Speaking about yourself for all of eternity through a moving, lifesize 3D image is just one of the latest ways holograms, once the purview of science fiction, are popping up in our everyday lives.
Carl Minardo’s South Florida company, Artistry in Motion Holographics (AIM), brings them home.
The virtual you could deliver your eulogy while sitting in front of your fireplace with your golden retriever and a pipe, in front of your alma mater, in your sailboat or at the wheel of your favorite car, he says. Adding:
“Really, your imagination is the only limitation to what can really happen.”
And if you’re not interested in a funeral hologram, AIM also targets families crafting loving life legacies, nonprofits honoring donors, luxury resorts impressing guests, and sales staffs making retail presentations.
“We offer high-wealth clientele the opportunity to create lasting life legacies and powerful impressions,” says AIM.
Equipment as small as an iPod to play the holograms starts around $2,000, and a lifelike capsule will run about $50,000, Minardo told WPBF-TV of West Palm Beach, Florida. A stage-size player will cost more than $300,000, he told Money Talks News.
Minardo describes the devices as time capsules that are “not buried but alive and in your home.”
Video eulogies recorded before people die have been used for years, says Jeff Staab, owner of Cremation Solutions in Arlington, Vermont.
“A hologram will provide a lifelike version of the person and make it seem like they are almost in the room at the funeral,” Staab recently blogged.
Some find that endearing; others, creepy.
AIM uses a simpler version of what brought Michael Jackson seemingly back to life to perform at the 2014 Billboard Music Awards. Technically “holographic illusions” rather than holograms, the likenesses of Jackson and Tupac Shakur’s “performance” at Coachella in 2012, were created with high-tech versions of an old magician’s trick known as “Pepper’s Ghost,” a 2D effect using a mirror and projector.
As predicted in 1989’s “Back to the Future II,” when Marty McFly thought he was about to be eaten by a projection of a shark promoting “Jaws 19,” 3D holograms using photo projection are here.
“While there is still work to be done, the prospect is of 3D images seemingly leaping out of the screens, thus promising a total immersion of real and virtual worlds without the need for cumbersome accessories such as 3D glasses,” says Dr. Qin Li, from the Queensland Micro- and Nanotechnology Centre at Griffith University School of Engineering in Australia.
Li was part of a team of scientists who tweaked graphene, a one-atom-thick carbon, to create full-color, pop-up, floating 3D displays that can be viewed without glasses.

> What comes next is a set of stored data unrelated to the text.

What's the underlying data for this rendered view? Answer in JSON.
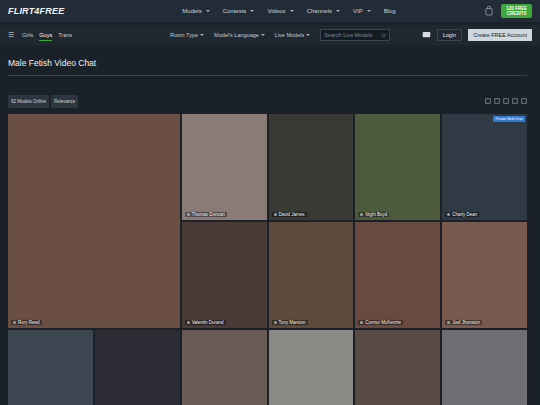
{
  "logo": "FLIRT4FREE",
  "nav": [
    {
      "label": "Models",
      "dropdown": true
    },
    {
      "label": "Contests",
      "dropdown": true
    },
    {
      "label": "Videos",
      "dropdown": true
    },
    {
      "label": "Channels",
      "dropdown": true
    },
    {
      "label": "VIP",
      "dropdown": true
    },
    {
      "label": "Blog",
      "dropdown": false
    }
  ],
  "credits": [
    "120 FREE",
    "CREDITS"
  ],
  "menu_glyph": "☰",
  "gender_tabs": [
    {
      "label": "Girls",
      "selected": false
    },
    {
      "label": "Guys",
      "selected": true
    },
    {
      "label": "Trans",
      "selected": false
    }
  ],
  "filters": [
    "Room Type",
    "Model's Language",
    "Live Models"
  ],
  "search": {
    "placeholder": "Search Live Models"
  },
  "login": "Login",
  "signup": "Create FREE Account",
  "title": "Male Fetish Video Chat",
  "toolbar": {
    "count": "62 Models Online",
    "sort": "Relevance"
  },
  "cards": [
    {
      "name": "Rory Reed",
      "big": true,
      "badge": ""
    },
    {
      "name": "Thomas Duncan",
      "big": false,
      "badge": ""
    },
    {
      "name": "David James",
      "big": false,
      "badge": ""
    },
    {
      "name": "Night Boyd",
      "big": false,
      "badge": ""
    },
    {
      "name": "Charly Dean",
      "big": false,
      "badge": "Private Multi User"
    },
    {
      "name": "Valentin Durand",
      "big": false,
      "badge": ""
    },
    {
      "name": "Tony Marston",
      "big": false,
      "badge": ""
    },
    {
      "name": "Connor McKenzie",
      "big": false,
      "badge": ""
    },
    {
      "name": "Joel Jhonston",
      "big": false,
      "badge": ""
    },
    {
      "name": "",
      "big": false,
      "badge": ""
    },
    {
      "name": "",
      "big": false,
      "badge": ""
    },
    {
      "name": "",
      "big": false,
      "badge": ""
    },
    {
      "name": "",
      "big": false,
      "badge": ""
    },
    {
      "name": "",
      "big": false,
      "badge": ""
    },
    {
      "name": "",
      "big": false,
      "badge": ""
    }
  ]
}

Though the images the team created were only 1 centimeter in height, scaling up would be easy, according to their study, published April 22 in “Nature.”
In other hologram news…
Virtual protests: On April 11 a horde of holographic figures holding placards staged a protest at the Parliament building in Madrid. Organized by the group Holograms for Freedom, the ghostly mob was a statement of opposition to a Spanish law cracking down on real demonstrators at government buildings. In reality, director Esteban Crespo days early filmed just 50 protesters in a town outside Madrid. Crespo told The New Yorker he carefully reproduced distances and angles so the holograms would line up when projected in Madrid.

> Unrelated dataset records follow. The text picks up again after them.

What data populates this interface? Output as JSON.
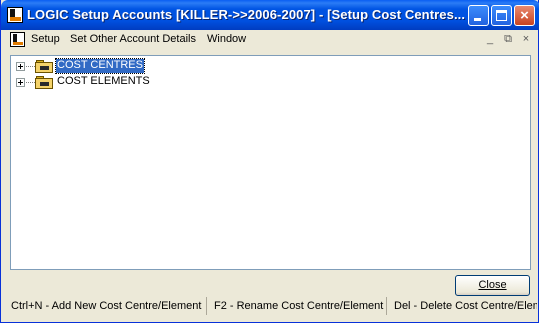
{
  "window": {
    "title": "LOGIC Setup Accounts  [KILLER->>2006-2007] - [Setup Cost Centres..."
  },
  "menubar": {
    "items": [
      "Setup",
      "Set Other Account Details",
      "Window"
    ],
    "mdi_controls": [
      "_",
      "⧉",
      "×"
    ]
  },
  "tree": {
    "nodes": [
      {
        "label": "COST CENTRES",
        "selected": true
      },
      {
        "label": "COST ELEMENTS",
        "selected": false
      }
    ]
  },
  "buttons": {
    "close_label": "Close"
  },
  "statusbar": {
    "hints": [
      "Ctrl+N -  Add New Cost Centre/Element",
      "F2 - Rename  Cost Centre/Element",
      "Del - Delete Cost Centre/Element"
    ]
  },
  "colors": {
    "titlebar": "#0054e3",
    "selection": "#316ac5",
    "window_bg": "#ece9d8"
  },
  "icons": {
    "app": "logic-app-icon",
    "tree_node": "folder-icon",
    "expander": "plus-expander-icon"
  }
}
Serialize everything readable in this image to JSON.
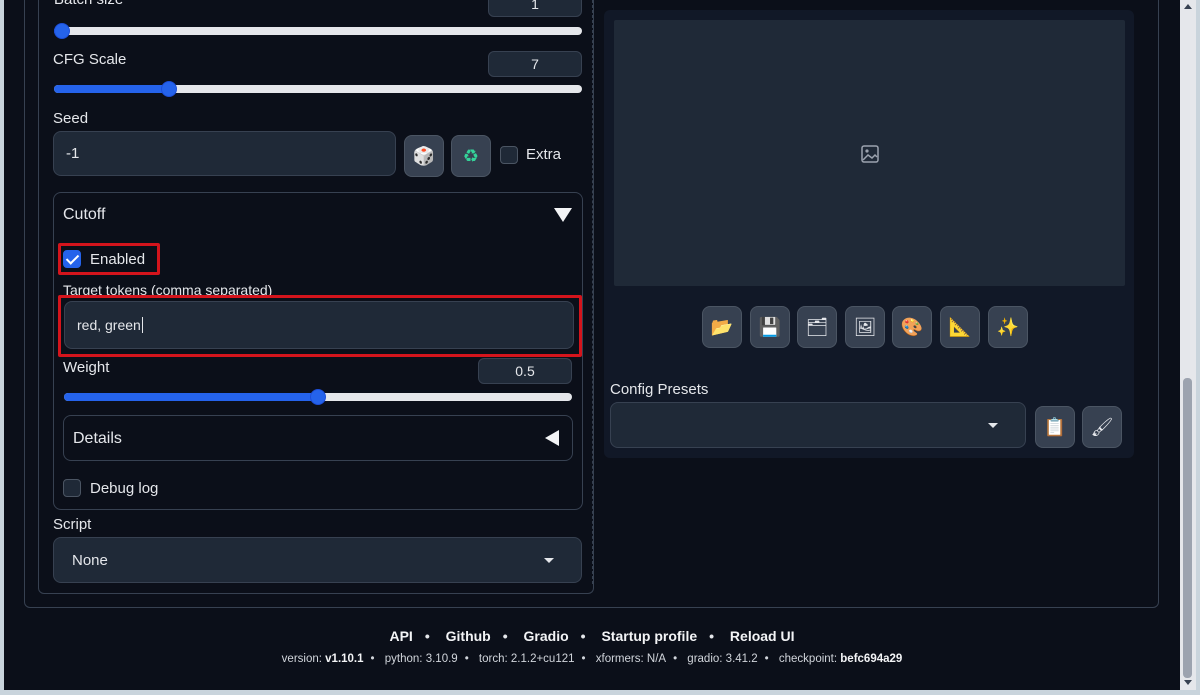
{
  "batch_size": {
    "label": "Batch size",
    "value": "1"
  },
  "cfg_scale": {
    "label": "CFG Scale",
    "value": "7",
    "level": 0.2
  },
  "seed": {
    "label": "Seed",
    "value": "-1",
    "dice_icon": "🎲",
    "recycle_icon": "♻",
    "extra_label": "Extra"
  },
  "cutoff": {
    "title": "Cutoff",
    "enabled_label": "Enabled",
    "enabled": true,
    "tokens_label": "Target tokens (comma separated)",
    "tokens_value": "red, green",
    "weight_label": "Weight",
    "weight_value": "0.5",
    "weight_level": 0.5,
    "details_title": "Details",
    "debug_label": "Debug log"
  },
  "script": {
    "label": "Script",
    "value": "None"
  },
  "output_tools": {
    "icons": [
      "📂",
      "💾",
      "🗂",
      "🖼",
      "🎨",
      "📐",
      "✨"
    ]
  },
  "config_presets": {
    "label": "Config Presets",
    "value": "",
    "clipboard_icon": "📋",
    "brush_icon": "🖌"
  },
  "footer": {
    "links": [
      "API",
      "Github",
      "Gradio",
      "Startup profile",
      "Reload UI"
    ],
    "version_label": "version:",
    "version": "v1.10.1",
    "python_label": "python:",
    "python": "3.10.9",
    "torch_label": "torch:",
    "torch": "2.1.2+cu121",
    "xformers_label": "xformers:",
    "xformers": "N/A",
    "gradio_label": "gradio:",
    "gradio": "3.41.2",
    "checkpoint_label": "checkpoint:",
    "checkpoint": "befc694a29"
  },
  "colors": {
    "accent": "#2563eb",
    "highlight": "#d4141c",
    "background": "#0b0f19"
  }
}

Medical advances: The FDA recently approved a software platform called True3D Viewer, developed by California-based startup EchoPixel for use in diagnostics and surgical planning, Wired reported. Rather than 3D images displayed on flat screens from data gathered with CT scans, MRIs, ultrasound or other devices, EchoPixel creates a virtual body part in 3D space, allowing doctors to move it, zoom in on it and manipulate it.

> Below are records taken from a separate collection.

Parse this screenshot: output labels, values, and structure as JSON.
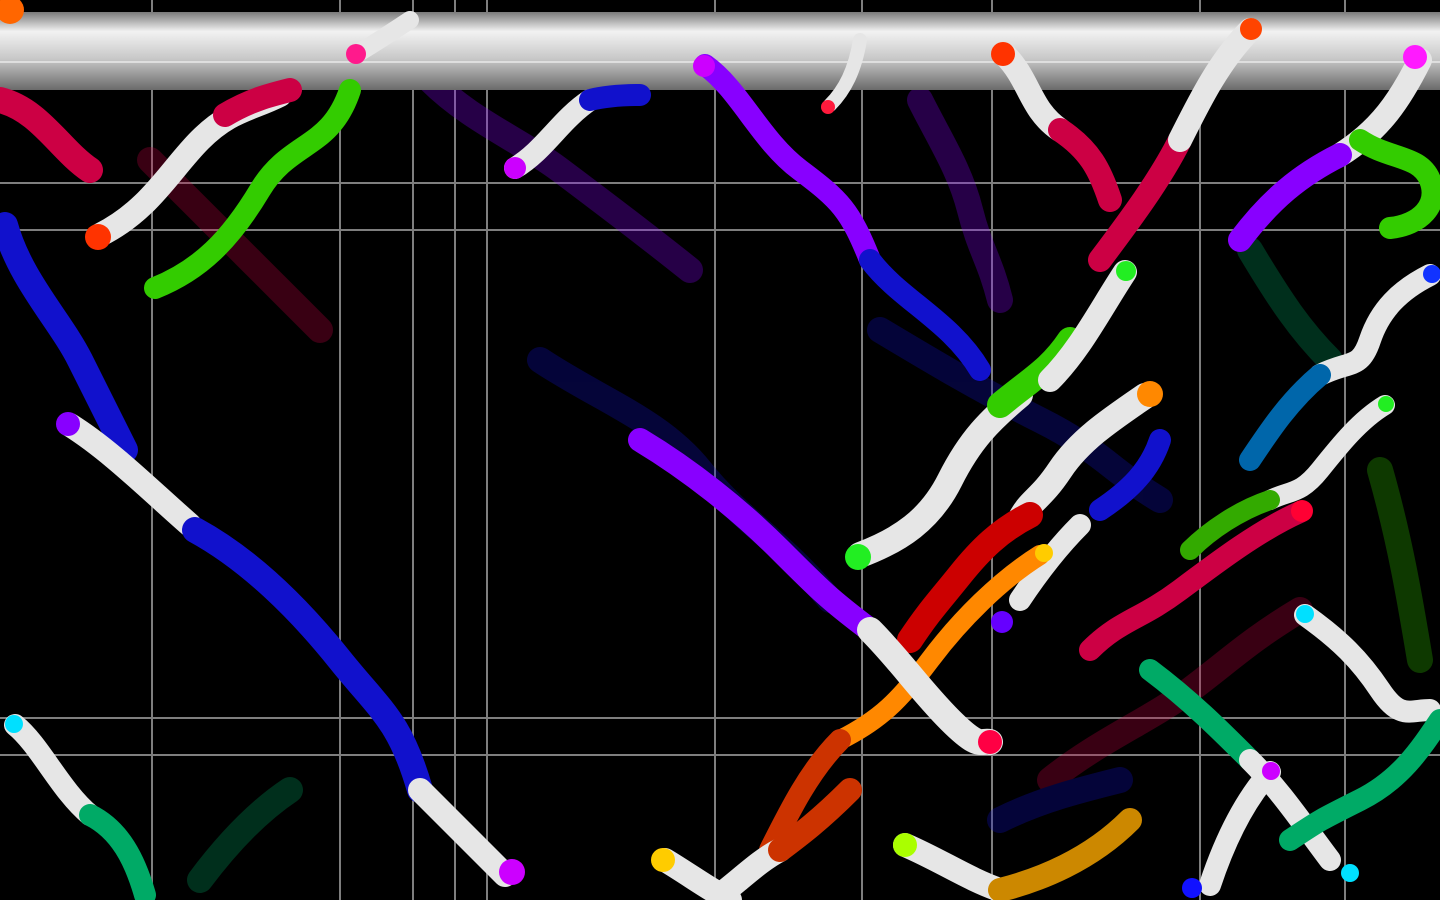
{
  "scene": {
    "background": "#000000",
    "grid_color": "#b8b8b8",
    "pipe_color": "#d0d0d0",
    "worm_body_color": "#e6e6e6"
  },
  "worm_colors": [
    "#ff3300",
    "#ff1a8c",
    "#33cc00",
    "#8800ff",
    "#1111cc",
    "#ff8800",
    "#00e0ff",
    "#ffcc00",
    "#cc0044",
    "#00aa66",
    "#cc00ff"
  ]
}
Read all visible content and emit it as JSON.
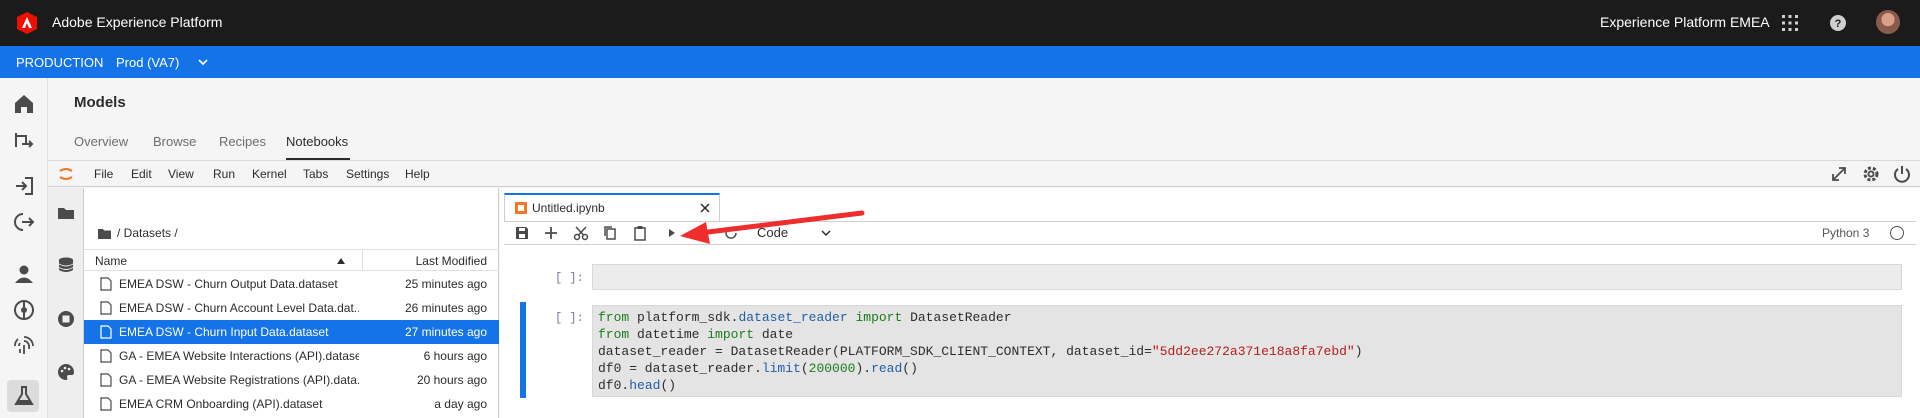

Other companies’ hologram projects include virtual bodies in which medical students can see through layers of skin to the muscular, cardiovascular and skeletal systems; digital real-time updates of patients’ organs that surgeons could view during operations; and super-powered microscopes that create detailed stereoscopic images of microbial and cellular life.
Drive time: Imagine you’re behind the wheel, and all the information from your smartphone apps and dashboard instruments is projected right in front of you. Swiss innovator WayRay’s Navion, due out later this year, mounts on your dashboard and projects all that information right onto your windshield. No squinting at tiny maps, the company says. When the car is stopped, Navion works with smartphones so you may make calls and access email and social networks. You can give orders to Navion with hand gestures.
Windows computing: Microsoft in January unveiled HoloLens, a headset operating as a holographic computer with no wires, phones or connection to a PC needed. HoloLens features see-through holographic high-definition lenses and spatial sound so you can pinch, pull, tap and flick away holograms.
Advanced sensors, a next-generation system on a chip and a Holographic Processing Unit will sift terabytes of data to understand what you are doing and the world around you. Microsoft says it will bring Xbox gaming to HoloLens. The wearable device also is expected to transform medical training and patient care.